Continuing what appears to be a season poised for success across all three Yale crews, each team did its part and emerged victorious this past weekend.

At home on the Housatonic River, the No. 5 women’s and No. 1 heavyweight crews alternated races, with the former earning lopsided victories over Dartmouth and Boston University and the latter cementing its place as the top team in the country with wins over No. 11 Dartmouth. Two hours north in Cambridge, the No. 3 lightweight team rowed to four straightforward victories against MIT and Georgetown.


The women’s team raced Dartmouth and Boston University on home waters for the Yale Class of 1985 Cup. The Bulldogs swept all races, save for the second varsity four, which was disqualified due to a lane violation.

“I think our races on Saturday really showed how the team can work together as a single unit, even in separate boats,” captain Colleen Maher ’16 said. “We get a lot of energy from watching our teammates race down the course … [and] we are getting better at not being nervous, at enjoying what we do.”

After winning by an average of 15.2 seconds last weekend, Yale’s remaining four boats rowed to even bigger victories against the Big Green and Terriers, posting times that averaged 22.6 seconds better than their nearest competitors. All of the four races finished with the same standings, with Yale in first, Dartmouth in second and Boston University in third.

The varsity eight easily earned Yale the Class of 1985 Cup for the fourth year in a row, pulling away early and ultimately amassing an 18.7-second win over Dartmouth. Yale’s varsity four continued its unbeaten streak with a 17.3-second win.

The Eli women will next travel to Princeton to race the Tigers and USC for the Eisenberg Cup.


Against Dartmouth, the heavyweight Bulldogs defended their top national ranking for the second week in a row. All four varsity boats triumphed against the Big Green.

“The 1V had a really good start again and executed our race plan, and we ended up winning by like 10 seconds,” captain Hubert Trzybinski ’16 said. “We still have a lot to work on, but there weren’t any changes in the first and second boats, which stayed the same.”

The first varsity boat easily retained the Olympic Axe, finishing approximately two lengths in front of Dartmouth. The second varsity boat rebounded from a second-place finish last weekend in San Diego and returned to winning ways with a time of 5:49.2, 5.1 seconds better than the Big Green.

After taking last weekend off while the first two boats raced in California, the third and fourth varsity boats competed again, although this time with different lineups.
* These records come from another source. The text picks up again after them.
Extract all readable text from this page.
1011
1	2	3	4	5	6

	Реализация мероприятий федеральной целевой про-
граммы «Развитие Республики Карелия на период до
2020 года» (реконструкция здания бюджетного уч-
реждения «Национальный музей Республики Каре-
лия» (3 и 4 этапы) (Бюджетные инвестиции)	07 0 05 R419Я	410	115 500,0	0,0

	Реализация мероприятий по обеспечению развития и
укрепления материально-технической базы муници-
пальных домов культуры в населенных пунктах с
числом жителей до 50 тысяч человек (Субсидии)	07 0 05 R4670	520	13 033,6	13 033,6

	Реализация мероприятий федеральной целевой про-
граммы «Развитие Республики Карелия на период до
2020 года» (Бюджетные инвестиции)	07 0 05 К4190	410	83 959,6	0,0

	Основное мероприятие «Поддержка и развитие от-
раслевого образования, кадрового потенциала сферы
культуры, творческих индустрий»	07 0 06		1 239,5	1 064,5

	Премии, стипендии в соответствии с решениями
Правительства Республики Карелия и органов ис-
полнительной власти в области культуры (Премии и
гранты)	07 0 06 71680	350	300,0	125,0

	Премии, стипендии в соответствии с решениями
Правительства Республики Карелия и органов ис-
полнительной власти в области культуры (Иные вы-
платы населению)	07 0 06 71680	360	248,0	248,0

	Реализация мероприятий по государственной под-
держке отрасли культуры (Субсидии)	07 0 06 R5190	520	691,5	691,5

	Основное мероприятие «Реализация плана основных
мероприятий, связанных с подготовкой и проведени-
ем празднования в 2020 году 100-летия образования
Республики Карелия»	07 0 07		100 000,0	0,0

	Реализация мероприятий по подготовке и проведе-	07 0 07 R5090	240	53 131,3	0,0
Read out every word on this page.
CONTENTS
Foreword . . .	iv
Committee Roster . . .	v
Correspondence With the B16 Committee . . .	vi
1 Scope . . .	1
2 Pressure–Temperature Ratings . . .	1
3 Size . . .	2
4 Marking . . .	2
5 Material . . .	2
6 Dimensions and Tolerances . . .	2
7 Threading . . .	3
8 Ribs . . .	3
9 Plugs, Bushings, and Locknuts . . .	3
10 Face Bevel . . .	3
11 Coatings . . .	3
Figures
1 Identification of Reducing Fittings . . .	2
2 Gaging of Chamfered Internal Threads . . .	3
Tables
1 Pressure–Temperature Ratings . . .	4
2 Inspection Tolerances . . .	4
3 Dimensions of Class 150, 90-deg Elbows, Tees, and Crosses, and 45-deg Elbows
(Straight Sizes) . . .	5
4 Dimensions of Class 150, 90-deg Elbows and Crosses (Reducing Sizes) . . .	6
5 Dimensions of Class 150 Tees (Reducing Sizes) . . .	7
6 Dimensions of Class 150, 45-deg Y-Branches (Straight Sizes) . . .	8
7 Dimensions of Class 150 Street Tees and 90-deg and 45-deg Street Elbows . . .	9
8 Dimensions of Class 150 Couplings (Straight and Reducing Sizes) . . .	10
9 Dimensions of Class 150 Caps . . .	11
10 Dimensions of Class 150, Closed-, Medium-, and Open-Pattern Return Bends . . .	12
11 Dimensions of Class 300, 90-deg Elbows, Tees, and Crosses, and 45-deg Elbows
There were several seat changes and a few boat changes from the last competition, which Trzybinski said would likely continue as head coach Steve Gladstone continues to search for the right combinations in each boat. It appeared that these changes were largely successful, as the third and fourth boats posted times 3.95 and 6.98 seconds better than Dartmouth, respectively.

“The goal over the next few weeks is to become smoother and work on smaller details since we worked very hard over the winter to improve our endurance and strength,” Trzybinski said. “For now, we want to improve the technical components and our rowing technique.”

The heavyweight team races Columbia and Penn next weekend for the Blackwell Cup in Philadelphia.


The sole team to compete away from New Haven this weekend, the No. 3 lightweights handily defeated MIT and Georgetown in Massachusetts to earn the Joy Cup for the 37th year in a row.

“This weekend gave us another chance to test ourselves down the course,” captain Austin Velte ’16 said. “I’m proud of the depth we showed in Boston.”

Similar to the women’s team, the lightweight team also posted huge margins of victory, winning its races by an average margin of 24.5 seconds. The fourth varsity eight opened racing early in the morning with a 37-second victory over Georgetown, a race in which MIT did not field a boat. This was the boat’s first victory of the spring season, as it lost last week to Navy.

The third and second varsity eights continued the trend of large victories, winning by 22 and 20 seconds, respectively. Racing finished at 9 a.m. with the first varsity eight, which posted a time of 6:11, 19 seconds faster than Georgetown and 24 seconds ahead of than MIT.

Despite the commanding victories, head coach Andy Card said there is always some area in which the crew can improve.

“Every time down the course you learn a little bit more about each crew,” Card said. “The guys set goals for each race, and then afterwards review the video and see what they can check off and what they need to keep working on.”

The lightweight crew will join the heavyweights in Philadelphia next weekend to race No. 1 Columbia and No. 6 Penn.